Deniers aren’t skeptical, they are gullible
I’ve written about the difference between skeptics and deniers before, but I think I missed the most obvious reason why deniers are not, and cannot be called skeptics. Deniers simply aren’t skeptical; in fact they are completely gullible. This can be seen over and over again as deniers willingly accept ‘theories’ that fall apart under even the most basic of scrutiny.
Be it the silly graphs made by Monckton, the ludicrous claims made by the likes of Marc Morano and Jams Inhofe, or columnists like George Will publishing opinion pieces full of verifiably wrong information, deniers just lap it up. They even accept the more absurd theories like magic invisible volcanoes in Antarctica, and hand hang off every word uttered by John Coleman, John Theon, or some random astronaut… as long as they are denouncing climate change. They get positively giddy when such nonsense comes from a source that is usually hostile to the deniers, even if they have previously denounced that source as error prone and unreliable. They don’t even require that their arguments be consistent, or able to co-exist, as long as they arrive at the conclusions they desire.
Deniers don’t look at the information skeptically, they automatically accept anything, no matter how absurd, as long as they think it casts doubt on climate change, while ignoring the mountains of evidence that contradicts their point of view.
Deniers aren’t skeptics, they are far to gullible for that.
UPDATE: George Monbiot latest column arrives at the same conclusions as I do. Deniers are too gullible to be called skeptics.

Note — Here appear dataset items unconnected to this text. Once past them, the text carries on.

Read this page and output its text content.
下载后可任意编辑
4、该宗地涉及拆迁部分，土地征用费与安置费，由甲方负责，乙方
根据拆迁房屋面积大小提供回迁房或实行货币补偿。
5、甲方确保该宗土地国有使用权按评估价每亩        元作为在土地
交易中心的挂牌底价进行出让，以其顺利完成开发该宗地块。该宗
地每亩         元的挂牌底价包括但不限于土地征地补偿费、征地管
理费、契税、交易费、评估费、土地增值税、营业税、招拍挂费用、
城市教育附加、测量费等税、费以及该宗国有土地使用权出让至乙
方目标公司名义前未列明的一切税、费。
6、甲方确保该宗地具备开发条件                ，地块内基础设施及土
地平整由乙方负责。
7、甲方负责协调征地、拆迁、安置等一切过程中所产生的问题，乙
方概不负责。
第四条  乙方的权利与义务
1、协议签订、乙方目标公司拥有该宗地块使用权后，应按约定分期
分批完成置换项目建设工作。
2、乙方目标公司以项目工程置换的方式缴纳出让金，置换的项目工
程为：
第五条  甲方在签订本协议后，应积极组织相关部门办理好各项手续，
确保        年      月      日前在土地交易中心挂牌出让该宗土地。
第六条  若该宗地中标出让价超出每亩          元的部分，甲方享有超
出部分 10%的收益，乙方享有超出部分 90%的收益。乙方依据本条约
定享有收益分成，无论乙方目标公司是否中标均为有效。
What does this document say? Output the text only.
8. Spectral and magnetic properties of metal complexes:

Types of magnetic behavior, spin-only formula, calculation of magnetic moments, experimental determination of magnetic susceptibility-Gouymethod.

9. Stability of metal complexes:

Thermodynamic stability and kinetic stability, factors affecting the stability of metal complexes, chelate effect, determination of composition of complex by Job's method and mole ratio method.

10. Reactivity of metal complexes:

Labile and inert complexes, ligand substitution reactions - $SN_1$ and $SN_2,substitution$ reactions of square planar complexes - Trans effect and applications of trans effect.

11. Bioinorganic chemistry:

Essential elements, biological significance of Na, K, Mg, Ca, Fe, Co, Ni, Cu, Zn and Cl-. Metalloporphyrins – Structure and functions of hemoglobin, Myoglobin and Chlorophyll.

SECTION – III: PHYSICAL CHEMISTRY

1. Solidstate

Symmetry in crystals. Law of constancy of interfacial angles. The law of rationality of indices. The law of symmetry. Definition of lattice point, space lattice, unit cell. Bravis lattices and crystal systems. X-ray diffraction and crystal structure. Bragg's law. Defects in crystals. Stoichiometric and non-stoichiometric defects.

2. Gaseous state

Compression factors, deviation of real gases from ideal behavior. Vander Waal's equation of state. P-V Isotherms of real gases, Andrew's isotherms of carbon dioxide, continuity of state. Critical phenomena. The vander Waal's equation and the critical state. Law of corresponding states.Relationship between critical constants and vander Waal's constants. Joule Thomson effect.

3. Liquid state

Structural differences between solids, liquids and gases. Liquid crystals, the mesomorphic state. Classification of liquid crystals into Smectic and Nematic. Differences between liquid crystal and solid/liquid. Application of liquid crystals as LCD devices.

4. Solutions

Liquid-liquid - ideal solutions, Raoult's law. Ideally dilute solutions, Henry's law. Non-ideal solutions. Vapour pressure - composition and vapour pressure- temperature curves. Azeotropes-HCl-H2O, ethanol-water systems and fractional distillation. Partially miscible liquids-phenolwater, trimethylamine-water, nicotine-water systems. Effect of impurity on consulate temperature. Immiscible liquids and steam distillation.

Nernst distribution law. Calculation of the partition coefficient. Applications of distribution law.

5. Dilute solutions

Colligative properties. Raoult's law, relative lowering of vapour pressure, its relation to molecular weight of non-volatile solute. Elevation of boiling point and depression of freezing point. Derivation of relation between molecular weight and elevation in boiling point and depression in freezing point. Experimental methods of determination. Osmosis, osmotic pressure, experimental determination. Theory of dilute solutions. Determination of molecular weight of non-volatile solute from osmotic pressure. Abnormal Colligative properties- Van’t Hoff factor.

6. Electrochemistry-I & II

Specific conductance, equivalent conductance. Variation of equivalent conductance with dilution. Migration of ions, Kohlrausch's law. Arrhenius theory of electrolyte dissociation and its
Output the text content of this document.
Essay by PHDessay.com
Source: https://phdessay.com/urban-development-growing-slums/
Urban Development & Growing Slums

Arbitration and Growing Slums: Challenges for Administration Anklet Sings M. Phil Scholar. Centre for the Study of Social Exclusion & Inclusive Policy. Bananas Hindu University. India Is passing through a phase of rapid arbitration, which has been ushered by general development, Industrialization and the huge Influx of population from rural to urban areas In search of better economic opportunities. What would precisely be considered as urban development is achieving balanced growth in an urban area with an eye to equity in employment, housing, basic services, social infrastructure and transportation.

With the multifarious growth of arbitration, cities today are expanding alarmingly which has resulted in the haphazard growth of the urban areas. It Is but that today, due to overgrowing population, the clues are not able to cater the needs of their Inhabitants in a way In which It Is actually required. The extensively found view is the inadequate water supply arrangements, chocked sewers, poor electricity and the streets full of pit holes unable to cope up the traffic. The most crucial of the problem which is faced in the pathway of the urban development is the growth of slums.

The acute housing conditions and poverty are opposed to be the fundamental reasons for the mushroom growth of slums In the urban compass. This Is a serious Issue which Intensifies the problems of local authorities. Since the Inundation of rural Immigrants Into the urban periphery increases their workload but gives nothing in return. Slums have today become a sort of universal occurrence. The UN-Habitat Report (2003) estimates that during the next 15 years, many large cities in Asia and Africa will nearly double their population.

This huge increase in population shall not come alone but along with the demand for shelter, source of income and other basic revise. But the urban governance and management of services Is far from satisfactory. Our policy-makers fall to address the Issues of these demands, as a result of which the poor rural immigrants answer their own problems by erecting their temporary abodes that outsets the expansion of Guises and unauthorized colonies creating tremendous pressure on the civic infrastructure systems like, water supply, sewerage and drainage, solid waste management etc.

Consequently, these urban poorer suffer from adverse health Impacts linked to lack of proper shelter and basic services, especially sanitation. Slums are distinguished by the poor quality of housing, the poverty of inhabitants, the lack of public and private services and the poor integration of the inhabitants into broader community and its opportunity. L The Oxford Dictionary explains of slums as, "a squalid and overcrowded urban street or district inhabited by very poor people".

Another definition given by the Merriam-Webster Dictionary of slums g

[Deniers] describe themselves as sceptics, but this is plainly wrong, as they will believe any old rubbish that suits their cause. They will argue, for example, that a single weather event in one part of the world is evidence of global cooling; that the earth is warming up because of cosmic rays and that the Antarctic is melting as a result of volcanoes under the ice. No explanation is too bonkers for them, as long as it delivers the goods.